The taste is wonderful; Prima Pils is aptly named, as this is one of the premium pilseners available anywhere, a true testament to the original Bohemian style. Initial flavors provide both a mild, grassy tinge and a light, citrusy zip. Noble hops are in perfect harmony with the rest of the ingredients, as the grassier European hop blends flawlessly with light pale malt. While there is a noticeable earthiness, it’s mild enough that this remains super light. The hops provide a piney, citrusy bite in the form of grapefruit and orange peel, as well as a slight bitter touch, while the malt gives it a slight sugary sweetness in the form of caramel and light brown sugar. While fuller in body than many pilsners, Prima Pils maintains the standard light, crisp characteristics, as it goes down smooth and can be described as “quenching.” With a mild 5.3 percent ABV and a flavor that is good but not overwhelming, Prima Pils is a primo example of a tasty summer session brew.

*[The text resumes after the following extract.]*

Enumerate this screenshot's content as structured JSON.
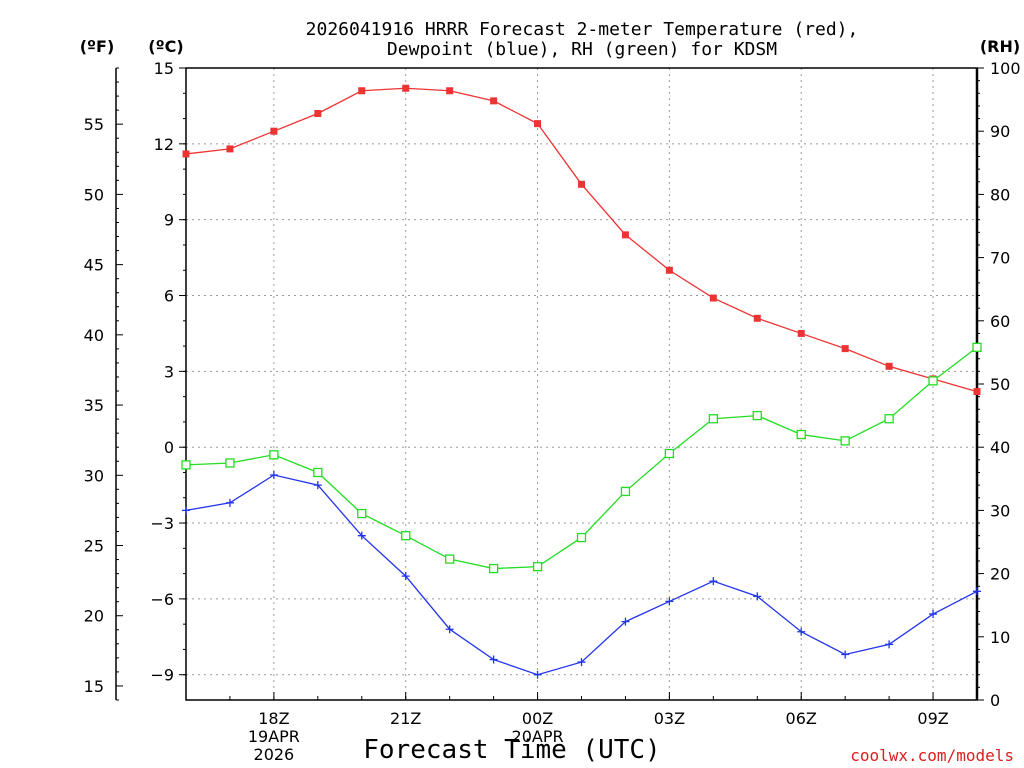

As I raise my glass following another successful Victory (ugh … no more puns), I must say that the more tasty pilseners I experience, the more I learn to appreciate the style. It’s a great beer that was nearly ruined by Big Beer in America, which produced brews that claimed to be pilseners but were nothing like the real thing. Victory brews are widely distributed, especially Prima Pils, and typically run $7-$10 for a six pack. If you’re looking for a refreshing brew for the summer months, be sure to give it a shot.


Reviewed by Nigel Tanner on June 9, 2008.